Neticede Wasp, her gün -ve halkın çoğunluğunun duygularına da hitap ederek- ABD karşıtı söylemi kullanan -böylelikle ekonomik krizi de bir ölçüde perdelemeyi amaçlayan- AK Parti hükümetinin diğer yandan ABD ile bütün müttefiklik gereklerini yerine getirmesinin sonucunda İzmir’dedir.

Süleymaniye ve İzmir eylemi

İzmir eylemi ile 1968’in Dolmabahçe-6’ıncı filo eylemi arasında benzerlik aramak Marx’ın “ilkinde trajedi, ikincisinde komedi” sözünü akla getiriyor.

Süleymaniye konusunda gelince. Türk askerlerinin Amerikan askerlerince başlarına çuval geçirilerek tutuklanması gerçekten tarih boyunca Türk askeriyesinin yaşadığı en zor durumdur. ABD’nin (Talabani’nin Kürdistan Yurtseverler Birliği’nin istihbarat desteğiyle) bu eylemi, TBMM’nin AK Parti hükümetinin Irak’ın işgaline kuzeyden destek verme izin talebini, 1 Mart tezkeresini reddetmesinin -bugün dahi bitmeyen intikam eylemi idi.

Ankara, ABD ile işlerin daha da kötüye girmemesi adına o eylemi yanıtsız bırakmıştır. Hatta Türk ve Amerikan genelkurmaylarınca kurulan ortak komisyon çalışmaları sonucu, Çuval Olayındaki  sıralı üç Türk Komutan emekli edilmiş, ancak CENTCOM’un sıralı üç ABD’li komutanı terfi alarak önemli görevlere gelmiştir. Kara Kuvvetleri Komutanı rütbesindeyken Orgeneral Hulusi Akar, o tarihte kendisi de ABD Kara Kuvvetleri Komutanı olan Süleymaniye komutanlarından Ray Odierno’nun elinden 27 Ocak 2015’te Pentagon’un Liyakat Madalyasını almıştır.

Kime hizmet ediyor?

CHP’li Namık Tan, 2 Eylül’de yayınladığı “X” mesajında, eğer Cumhurbaşkanı Tayyip Erdoğan’ın kararıyla Rusya’dan S-400 füzeleri alınması nedeniyle Türkiye F-35 programından çıkarılmış olmasaydı, belki de TCG Anadolu’nun güvertesine şimdi ABD V-22 uçağı iniş tatbikatı yerine Türk F-35’lerinin inip kalkıyor olacağını yazdı.
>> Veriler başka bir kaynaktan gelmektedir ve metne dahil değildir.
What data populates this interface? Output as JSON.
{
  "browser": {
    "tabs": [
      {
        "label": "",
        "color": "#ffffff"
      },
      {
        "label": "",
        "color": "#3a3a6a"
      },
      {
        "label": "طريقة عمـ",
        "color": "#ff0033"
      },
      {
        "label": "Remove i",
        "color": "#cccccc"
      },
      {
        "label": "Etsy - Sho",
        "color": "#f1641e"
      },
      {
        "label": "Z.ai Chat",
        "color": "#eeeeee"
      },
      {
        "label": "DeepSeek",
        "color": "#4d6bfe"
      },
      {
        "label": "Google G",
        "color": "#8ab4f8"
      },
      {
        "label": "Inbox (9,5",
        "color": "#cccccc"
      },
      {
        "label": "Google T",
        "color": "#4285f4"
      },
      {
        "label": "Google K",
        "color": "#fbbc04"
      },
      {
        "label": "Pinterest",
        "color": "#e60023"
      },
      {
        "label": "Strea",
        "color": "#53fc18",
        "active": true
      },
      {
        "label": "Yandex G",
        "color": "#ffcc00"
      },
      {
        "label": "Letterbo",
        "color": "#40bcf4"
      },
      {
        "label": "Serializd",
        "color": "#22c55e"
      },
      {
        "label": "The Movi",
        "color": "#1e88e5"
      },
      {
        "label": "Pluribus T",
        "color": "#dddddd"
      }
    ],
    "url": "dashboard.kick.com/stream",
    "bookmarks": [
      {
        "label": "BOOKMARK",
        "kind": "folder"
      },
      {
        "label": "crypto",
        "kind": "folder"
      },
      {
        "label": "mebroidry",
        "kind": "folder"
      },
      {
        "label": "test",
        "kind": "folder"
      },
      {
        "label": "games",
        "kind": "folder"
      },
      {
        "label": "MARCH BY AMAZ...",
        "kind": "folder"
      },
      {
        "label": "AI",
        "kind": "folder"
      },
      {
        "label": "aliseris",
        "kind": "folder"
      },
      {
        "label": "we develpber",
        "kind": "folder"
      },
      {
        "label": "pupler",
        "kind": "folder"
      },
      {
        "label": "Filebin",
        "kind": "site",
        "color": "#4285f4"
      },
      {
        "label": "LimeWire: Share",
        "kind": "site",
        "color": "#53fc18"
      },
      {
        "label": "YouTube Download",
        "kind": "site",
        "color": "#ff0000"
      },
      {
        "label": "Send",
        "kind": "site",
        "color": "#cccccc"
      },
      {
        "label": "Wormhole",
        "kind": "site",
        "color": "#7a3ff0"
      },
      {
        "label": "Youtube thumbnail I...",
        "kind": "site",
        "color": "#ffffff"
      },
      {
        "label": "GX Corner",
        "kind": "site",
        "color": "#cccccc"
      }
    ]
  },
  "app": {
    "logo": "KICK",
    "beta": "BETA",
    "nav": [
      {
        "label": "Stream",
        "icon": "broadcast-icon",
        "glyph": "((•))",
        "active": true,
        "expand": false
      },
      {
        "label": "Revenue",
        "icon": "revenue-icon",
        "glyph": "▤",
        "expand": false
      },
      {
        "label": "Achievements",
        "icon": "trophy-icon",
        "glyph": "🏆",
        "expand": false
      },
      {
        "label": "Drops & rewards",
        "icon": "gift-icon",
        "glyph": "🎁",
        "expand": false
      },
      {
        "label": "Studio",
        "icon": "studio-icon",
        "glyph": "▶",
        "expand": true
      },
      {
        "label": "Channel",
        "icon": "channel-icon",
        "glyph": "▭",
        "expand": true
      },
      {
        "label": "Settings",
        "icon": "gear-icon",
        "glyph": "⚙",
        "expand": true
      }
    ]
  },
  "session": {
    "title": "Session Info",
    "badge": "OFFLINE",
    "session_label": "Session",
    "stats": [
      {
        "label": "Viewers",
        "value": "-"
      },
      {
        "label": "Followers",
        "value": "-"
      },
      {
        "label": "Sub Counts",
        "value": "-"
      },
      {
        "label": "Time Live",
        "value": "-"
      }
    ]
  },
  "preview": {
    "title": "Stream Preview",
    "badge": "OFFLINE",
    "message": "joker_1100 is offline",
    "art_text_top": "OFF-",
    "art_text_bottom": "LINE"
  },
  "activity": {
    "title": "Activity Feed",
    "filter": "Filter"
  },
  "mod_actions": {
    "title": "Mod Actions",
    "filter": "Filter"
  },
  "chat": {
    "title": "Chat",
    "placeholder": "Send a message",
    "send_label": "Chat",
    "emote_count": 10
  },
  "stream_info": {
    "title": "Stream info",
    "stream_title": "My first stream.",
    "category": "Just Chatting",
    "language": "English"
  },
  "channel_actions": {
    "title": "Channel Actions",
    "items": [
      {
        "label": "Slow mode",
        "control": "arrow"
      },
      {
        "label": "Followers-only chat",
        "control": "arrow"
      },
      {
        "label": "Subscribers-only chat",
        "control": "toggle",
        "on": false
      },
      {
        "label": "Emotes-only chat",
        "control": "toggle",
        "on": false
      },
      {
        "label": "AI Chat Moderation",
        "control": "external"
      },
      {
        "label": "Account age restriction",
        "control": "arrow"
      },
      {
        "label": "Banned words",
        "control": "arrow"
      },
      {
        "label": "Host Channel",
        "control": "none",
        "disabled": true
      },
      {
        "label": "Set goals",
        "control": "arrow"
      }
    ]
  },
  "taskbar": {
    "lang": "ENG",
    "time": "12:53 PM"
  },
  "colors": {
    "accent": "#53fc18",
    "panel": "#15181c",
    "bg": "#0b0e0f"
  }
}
ABD’de 5 Kasım seçimleriyle yeni bir başkan geliyor. Türkiye-ABD ilişkileri ise bir yandan Suriye-PKK diğer yandan İsrail-Filistin krizlerinin üstünde hâlâ S-400 konusuna bağlı. Şimdiye dek devletin (Abdullah Öcalan’ın yakalanması, Rusya ile uçak düşürme krizinin çözülmesi gibi) bazı örtülü operasyonlarında hizmetine iş insanı Cavit Çağlar, T24’te Cansu Çamlıbel’e “S-400’leri satıp kurtulsak bütün sorunlar çözülür” mealinde konuştu. İlginçtir.

Marx’tan bir alıntı ve bir atasözünün üzerine bir de Roma İmparatorluğu’ndan miras Latince bir sözle tamamlayalım: “Cui bono?-Kimin yararına?”

İzmir’de tanık olduğumuz bir yönüyle sıradan vatandaşın milliyetçi duygularını okşamaya yönelik bir sokak eylemi, diğer yönüyle aslında kime hizmet ettiğine bakılması gereken bir örnek gibi duruyor.